Mozilla.svg

La photographie aérienne par cerf-volant/6

La bibliothèque libre.
Aller à la navigation Aller à la recherche
Gauthiers-Villars et fils (p. 62-65).

VI.

Utilité des vues aériennes.

La Photographie aérienne est-elle une simple curiosité ou peut-elle réellement rendre des services ? Aujourd’hui le doute n’est plus permis. Nous voyons la plupart des États créer des compagnies d’aérostiers qui toutes sont munies d’appareils photographiques. Mais nous croyons que les applications de la Photographie aérienne seront bien plus nombreuses grâce au procédé que nous exposons ici et qui, par sa simplicité et le prix insignifiant des appareils qu’il réclame, est mis à la portée de tous.

Les explorateurs n’augmenteront guère leur bagage en emportant un cerf-volant de 2m de long et quelques kilos de ficelle et, dans bien des cas, une vue cavalière obtenue à 100m ou 200m les renseignera sur la direction à prendre ou les dangers à éviter. Dans une chambre rapide, il leur sera possible de lever le plan de points inaccessibles : îles, rocs abrupts, forteresses, ou de rapporter l’image fidèle de ces mounds[1] du Mexique, dont le véritable point de vue se trouve dans les airs.

Nous n’avons point parlé de l’art militaire, et cependant c’est là surtout que l’on pourrait en faire de fréquentes et utiles applications. Avec un bagage aussi réduit, chaque troupe en marche aurait un sûr moyen de s’éclairer.

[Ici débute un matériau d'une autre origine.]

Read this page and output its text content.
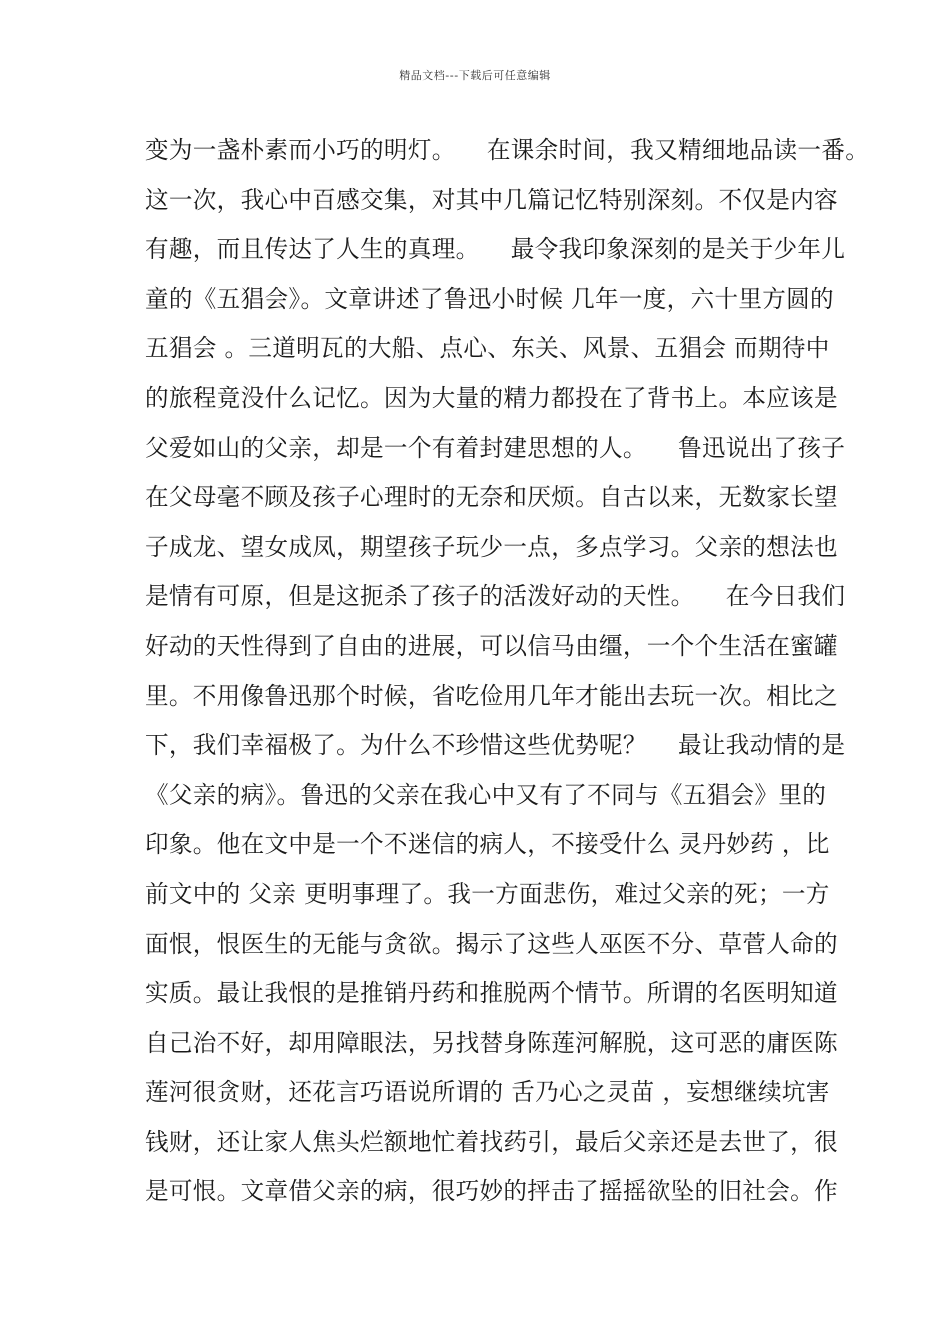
精品文档---下载后可任意编辑
变为一盏朴素而小巧的明灯。    在课余时间，我又精细地品读一番。
这一次，我心中百感交集，对其中几篇记忆特别深刻。不仅是内容
有趣，而且传达了人生的真理。    最令我印象深刻的是关于少年儿
童的《五猖会》。文章讲述了鲁迅小时候 几年一度，六十里方圆的
五猖会 。三道明瓦的大船、点心、东关、风景、五猖会 而期待中
的旅程竟没什么记忆。因为大量的精力都投在了背书上。本应该是
父爱如山的父亲，却是一个有着封建思想的人。    鲁迅说出了孩子
在父母毫不顾及孩子心理时的无奈和厌烦。自古以来，无数家长望
子成龙、望女成凤，期望孩子玩少一点，多点学习。父亲的想法也
是情有可原，但是这扼杀了孩子的活泼好动的天性。    在今日我们
好动的天性得到了自由的进展，可以信马由缰，一个个生活在蜜罐
里。不用像鲁迅那个时候，省吃俭用几年才能出去玩一次。相比之
下，我们幸福极了。为什么不珍惜这些优势呢？    最让我动情的是
《父亲的病》。鲁迅的父亲在我心中又有了不同与《五猖会》里的
印象。他在文中是一个不迷信的病人，不接受什么 灵丹妙药 ，比
前文中的 父亲 更明事理了。我一方面悲伤，难过父亲的死；一方
面恨，恨医生的无能与贪欲。揭示了这些人巫医不分、草菅人命的
实质。最让我恨的是推销丹药和推脱两个情节。所谓的名医明知道
自己治不好，却用障眼法，另找替身陈莲河解脱，这可恶的庸医陈
莲河很贪财，还花言巧语说所谓的 舌乃心之灵苗 ，妄想继续坑害
钱财，还让家人焦头烂额地忙着找药引，最后父亲还是去世了，很
是可恨。文章借父亲的病，很巧妙的抨击了摇摇欲坠的旧社会。作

Enfin, grâce aux épreuves stéréoscopiques, qu’il est aussi facile d’obtenir avec le cerf-volant que des vues ordinaires, chacun pourra se donner l’illusion d’une ascension périlleuse et contempler le monde de haut sans courir aucun risque. Ces épreuves ont l’immense avantage de laisser distinguer avec une netteté surprenante, qu’explique la sensation du relief, les plus petits détails qui, sur une simple photographie, passeraient absolument inaperçus.

Nous citerons, sans y insister, l’usage que l’on peut faire de la Photographie par cerf-volant en agriculture pour conserver le souvenir des dispositions de rigoles d’arrosage et des modifications qui peuvent y être apportées ; pour la constatation des taches phylloxériques et de leurs progrès d’année en année, etc., enfin pour établir d’une manière indiscutable l’état des limites entre les héritages et celui des chemins de service.

Nous ne terminerons pas sans dire un mot d’une méthode à laquelle la Photographie par cerf-volant permettra, croyons-nous, de donner des applications plus nombreuses. Nous voulons parler de la méthode imaginée par M. le colonel Laussedat, pour le lever rapide d’un terrain à l’aide de deux vues photographiques. Ces deux vues, prises de deux stations séparées par une distance connue, permettent de restituer, par recoupements, tous les points du terrain vus de ces deux stations. Mais, si l’on opère en pays plat, où trouver ces deux stations d’où l’objectif embrassera un vaste espace ? Ici, le cerf-volant photographique vient à notre aide et, grâce à lui, nous pourrons prendre deux vues perspectives, qui rempliront parfaitement notre but. Rien ne sera plus simple que de les orienter, puisqu’en opérant simultanément avec deux cerfs-volants, on aura une direction unique due au vent, direction qu’il sera facile de modifier dans la mesure des besoins pour chaque objectif, en inclinant à droite ou à gauche les supports des appareils. Nous n’ignorons pas que pour obtenir des résultats sérieux, les chambres noires doivent être placées rigoureusement de niveau. Cette rigueur mathématique, nous devons reconnaître que nous ne l’avons pas encore réalisée ; mais, sans désespérer de l’atteindre, nous pensons qu’avec l’horizontalité relative qu’on peut dès à présent donner aux chambres noires, il est possible de lever un plan capable de rendre des services. Là se trouve une application importante du procédé que nous venons de décrire et qui, nous le répétons, malgré des difficultés plus apparentes que réelles, peut et doit donner à ceux qui suivront toutes nos indications des résultats sérieux.




  1. Collines artificielles, sortes de tumuli, auxquelles leurs constructeurs ont donné la forme de serpents, de crocodiles, etc., et qui mesurent plusieurs centaines de mètres de longueur.